Volume 5, Number 1, January - March 2001



  

HARRY BENJAMIN INTERNATIONAL GENDER DYSPHORIA ASSOCIATION'S

THE STANDARDS OF CARE FOR GENDER IDENTITY DISORDERS -- SIXTH VERSION

XIII. Post-Transition Follow-up

Long-term postoperative follow-up is encouraged in that it is one of the factors associated with a good psychosocial outcome. Follow-up is important to the patient's subsequent anatomic and medical health and to the surgeon's knowledge about the benefits and limitations of surgery.

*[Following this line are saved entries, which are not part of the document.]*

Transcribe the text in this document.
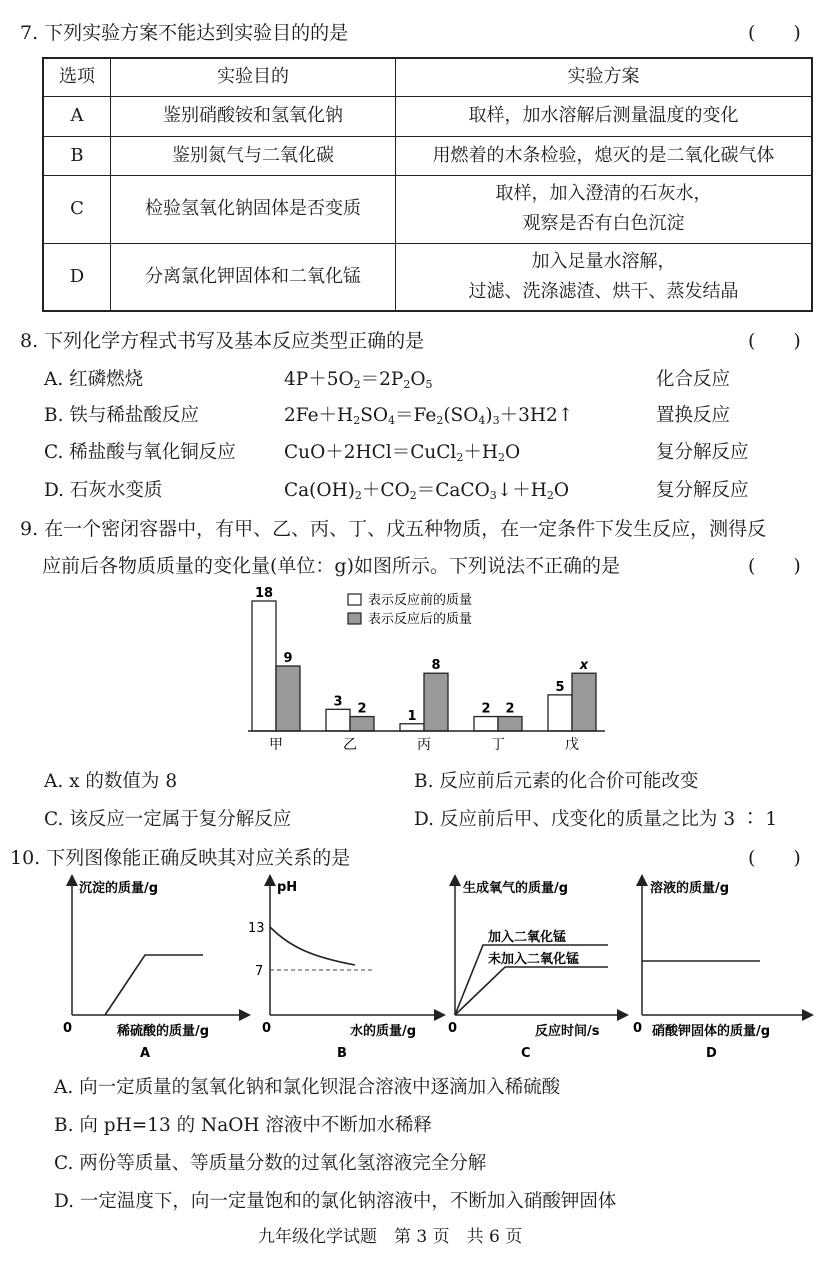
7. 下列实验方案不能达到实验目的的是	(　　)
选项	实验目的	实验方案
A	鉴别硝酸铵和氢氧化钠	取样，加水溶解后测量温度的变化
B	鉴别氮气与二氧化碳	用燃着的木条检验，熄灭的是二氧化碳气体
C	检验氢氧化钠固体是否变质	取样，加入澄清的石灰水，
观察是否有白色沉淀

D	分离氯化钾固体和二氧化锰	加入足量水溶解，
过滤、洗涤滤渣、烘干、蒸发结晶
8. 下列化学方程式书写及基本反应类型正确的是	(　　)
A. 红磷燃烧	$4P+5O_2=2P_2O_5$	化合反应
B. 铁与稀盐酸反应	$2Fe+H_2SO_4=Fe_2(SO_4)_3+3H2↑$	置换反应
C. 稀盐酸与氧化铜反应	$CuO+2HCl=CuCl_2+H_2O$	复分解反应
D. 石灰水变质	$Ca(OH)_2+CO_2=CaCO_3↓+H_2O$	复分解反应
9. 在一个密闭容器中，有甲、乙、丙、丁、戊五种物质，在一定条件下发生反应，测得反
应前后各物质质量的变化量(单位：g)如图所示。下列说法不正确的是	(　　)
18
9
3 2	1
8
2 2
5
x
表示反应前的质量
表示反应后的质量
甲	乙	丙	丁	戊
A. x 的数值为 8	B. 反应前后元素的化合价可能改变
C. 该反应一定属于复分解反应	D. 反应前后甲、戊变化的质量之比为 3 ∶ 1
10. 下列图像能正确反映其对应关系的是	(　　)
沉淀的质量/g
稀硫酸的质量/g
0
A
pH
13
7
水的质量/g
0
B
生成氧气的质量/g
加入二氧化锰
未加入二氧化锰
反应时间/s
0
C
溶液的质量/g
硝酸钾固体的质量/g
0
D
A. 向一定质量的氢氧化钠和氯化钡混合溶液中逐滴加入稀硫酸
B. 向 pH=13 的 NaOH 溶液中不断加水稀释
C. 两份等质量、等质量分数的过氧化氢溶液完全分解
D. 一定温度下，向一定量饱和的氯化钠溶液中，不断加入硝酸钾固体
九年级化学试题　第 3 页　共 6 页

Long-term follow-up with the surgeon is recommended in all patients to ensure an optimal surgical outcome. Surgeons who operate on patients who are coming from long distances should include personal follow-up in their care plan and attempt to ensure affordable, local, long-term aftercare in the patient's geographic region. Postoperative patients may also sometimes exclude themselves from follow-up with the physician prescribing hormones, not recognizing that these physicians are best able to prevent, diagnose and treat possible long term medical conditions that are unique to hormonally and surgically treated patients. Postoperative patients should undergo regular medical screening according to recommended guidelines for their age. The need for follow-up extends to the mental health professional, who having spent a longer period of time with the patient than any other professional, is in an excellent position to assist in any post-operative adjustment difficulties.